Petit Louis débite ce discours sans ironie ni arrière-pensée. Il est sincèrement reconnaissant envers Diégo et l’invite à boire plusieurs canons avant de le quitter en bon ami, à qui il doit beaucoup.
Ces paroles sont pour Diégo comme un couteau qu’on lui retourne dans les tripes. Il tente de rester souriant et aimable mais il est tout crispé à l’intérieur.
Le mariage de Marie et Petit Louis est prévu le dernier dimanche de septembre. La mort dans l’âme, Le Diègue s’est préparé comme témoin du marié. Il a mis un pantalon de coutil noir tout neuf et une chemise blanche repassée avec soin par Adélaïde.
La bénédiction est prévue à 11h puis la famille se retrouvera à l’auberge pour un repas dans l’arrière salle à partir de 12h30. Le soir, le couple doit aménager dans une chambre louée dans les combles d’une maison place Lavie. Les revenus du couple sont modestes.
Le Diègue est devant l’église Saint Vincent dès 10h 30. Le ciel est désespérément gris ; un méchant vent du nord souffle comme en décembre. Le marié est bien là avec les parents de Marie, des cousins et des collègues de la distillerie de résine.
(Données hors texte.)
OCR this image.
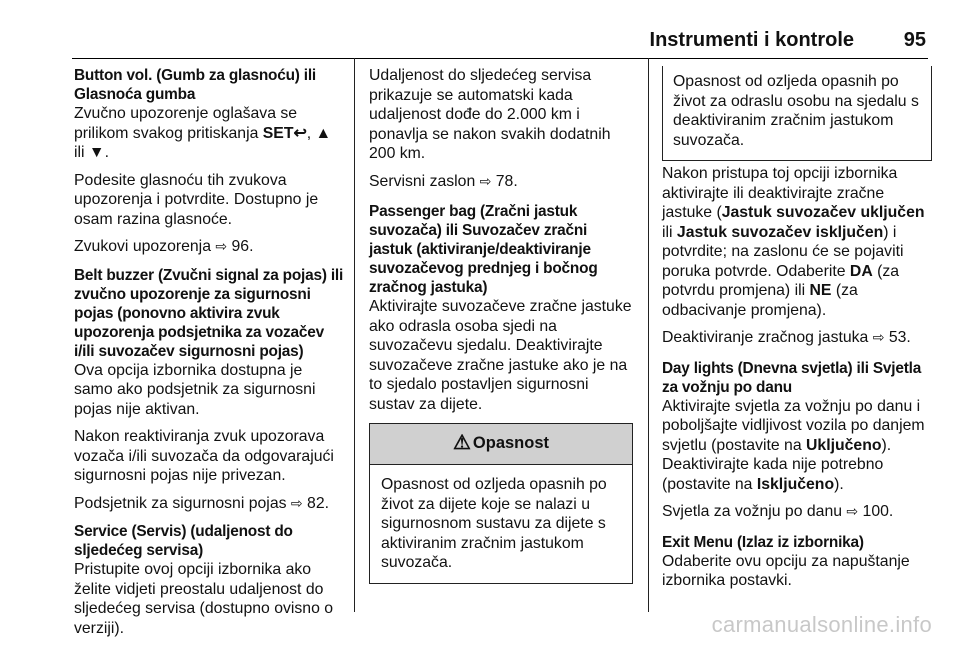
Instrumenti i kontrole 95
Button vol. (Gumb za glasnoću) ili Glasnoća gumba

Zvučno upozorenje oglašava se prilikom svakog pritiskanja SET↩, ▲ ili ▼.

Podesite glasnoću tih zvukova upozorenja i potvrdite. Dostupno je osam razina glasnoće.

Zvukovi upozorenja ⇨ 96.

Belt buzzer (Zvučni signal za pojas) ili zvučno upozorenje za sigurnosni pojas (ponovno aktivira zvuk upozorenja podsjetnika za vozačev i/ili suvozačev sigurnosni pojas)

Ova opcija izbornika dostupna je samo ako podsjetnik za sigurnosni pojas nije aktivan.

Nakon reaktiviranja zvuk upozorava vozača i/ili suvozača da odgovarajući sigurnosni pojas nije privezan.

Podsjetnik za sigurnosni pojas ⇨ 82.

Service (Servis) (udaljenost do sljedećeg servisa)

Pristupite ovoj opciji izbornika ako želite vidjeti preostalu udaljenost do sljedećeg servisa (dostupno ovisno o verziji).

Udaljenost do sljedećeg servisa prikazuje se automatski kada udaljenost dođe do 2.000 km i ponavlja se nakon svakih dodatnih 200 km.

Servisni zaslon ⇨ 78.

Passenger bag (Zračni jastuk suvozača) ili Suvozačev zračni jastuk (aktiviranje/deaktiviranje suvozačevog prednjeg i bočnog zračnog jastuka)

Aktivirajte suvozačeve zračne jastuke ako odrasla osoba sjedi na suvozačevu sjedalu. Deaktivirajte suvozačeve zračne jastuke ako je na to sjedalo postavljen sigurnosni sustav za dijete.

⚠ Opasnost
Opasnost od ozljeda opasnih po život za dijete koje se nalazi u sigurnosnom sustavu za dijete s aktiviranim zračnim jastukom suvozača.
Opasnost od ozljeda opasnih po život za odraslu osobu na sjedalu s deaktiviranim zračnim jastukom suvozača.

Nakon pristupa toj opciji izbornika aktivirajte ili deaktivirajte zračne jastuke (Jastuk suvozačev uključen ili Jastuk suvozačev isključen) i potvrdite; na zaslonu će se pojaviti poruka potvrde. Odaberite DA (za potvrdu promjena) ili NE (za odbacivanje promjena).

Deaktiviranje zračnog jastuka ⇨ 53.

Day lights (Dnevna svjetla) ili Svjetla za vožnju po danu

Aktivirajte svjetla za vožnju po danu i poboljšajte vidljivost vozila po danjem svjetlu (postavite na Uključeno). Deaktivirajte kada nije potrebno (postavite na Isključeno).

Svjetla za vožnju po danu ⇨ 100.

Exit Menu (Izlaz iz izbornika)

Odaberite ovu opciju za napuštanje izbornika postavki.

carmanualsonline.info
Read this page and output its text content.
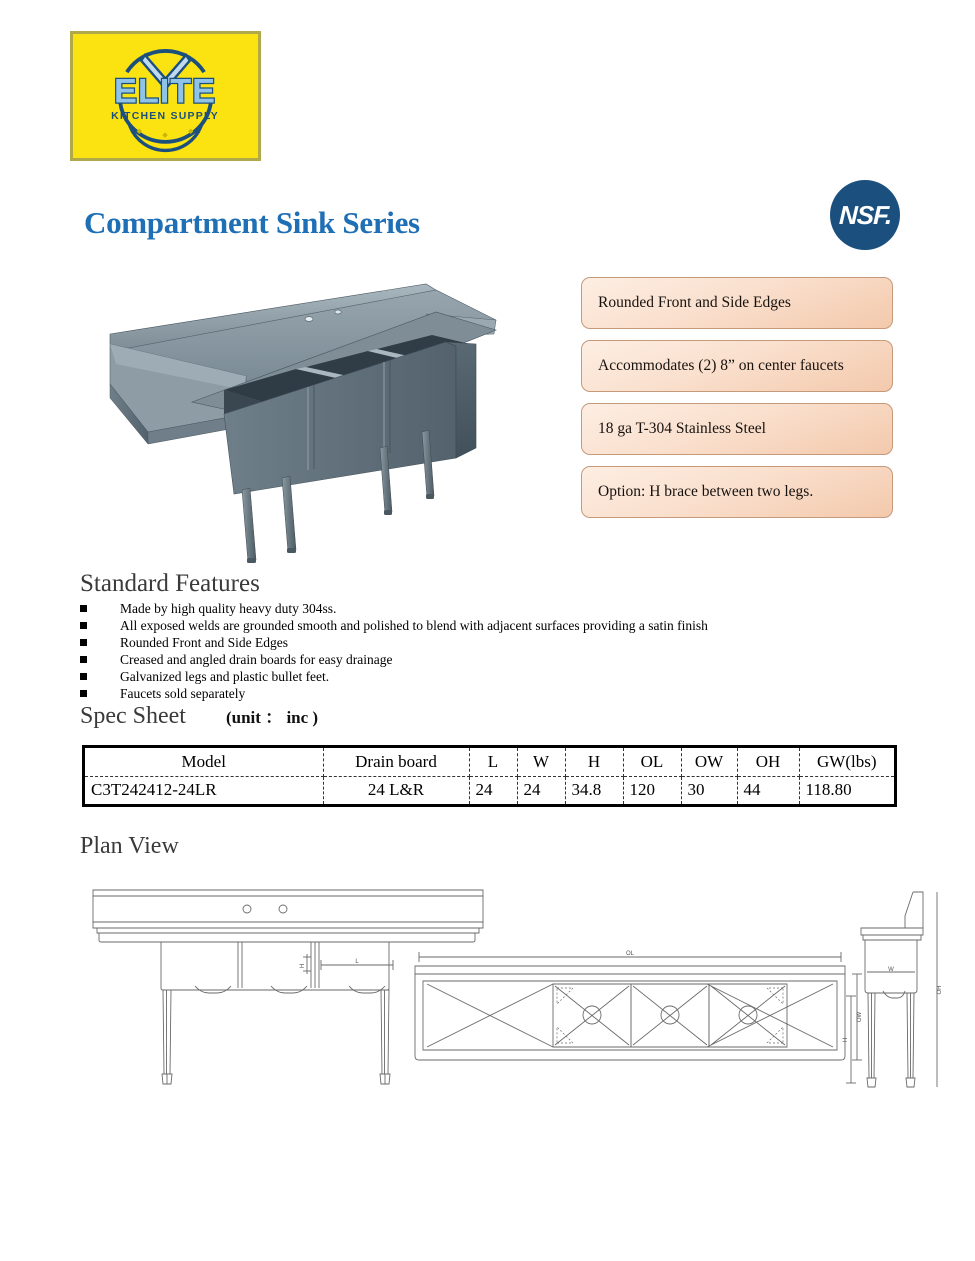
ELITE
KITCHEN SUPPLY
Compartment Sink Series	NSF.
Rounded Front and Side Edges
Accommodates (2) 8” on center faucets
18 ga T-304 Stainless Steel
Option: H brace between two legs.
Standard Features
Made by high quality heavy duty 304ss.
All exposed welds are grounded smooth and polished to blend with adjacent surfaces providing a satin finish
Rounded Front and Side Edges
Creased and angled drain boards for easy drainage
Galvanized legs and plastic bullet feet.
Faucets sold separately
Spec Sheet (unit ： inc )
Model	Drain board	L	W	H	OL	OW	OH	GW(lbs)
C3T242412-24LR	24 L&R	24	24	34.8	120	30	44	118.80
Plan View
OL
L
H
OW
OH
H
W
Marie est allée chercher un bouquet chez le fleuriste ; elle doit arriver d’un instant à l’autre.
A 11h, le curé sort de l’église pour rapatrier les ouailles à l’intérieur mais on attend Marie. A 11h30 Marie n’est pas là. Sa mère court chez la fleuriste qui dit qu’elle ne l’a pas vue. A 12 h l’affolement gagne la petite troupe. Elle a eu un accident ? un malaise ? Des invités s’éparpillent dans le bourg à la recherche de Marie, le père court à l’auberge, la mère à la chambre louée. A 13 h, il faut constater que Marie n’est pas là. Le marié semble dépité mais peu surpris comme s’il s’y attendait. La petite troupe se retrouve de dépit à l’auberge pour grignoter la maigre collation qui est servie sur les tables.
La mère de Marie est en larmes ; le père est dépité mais inquiet. Le marié est comme un enfant qui attendait le Père ?oël et s’aperçoit qu’il n’existe pas.
Le Diègue fait mine d’être triste mais, il ne sait pourquoi, son cœur bondit de joie dans sa poitrine.
———————–
[1] Charles et Jules sont ici des personnages de fiction. Ce ne sont pas des noms de marins embarqués ce jour-là dans cette expédition.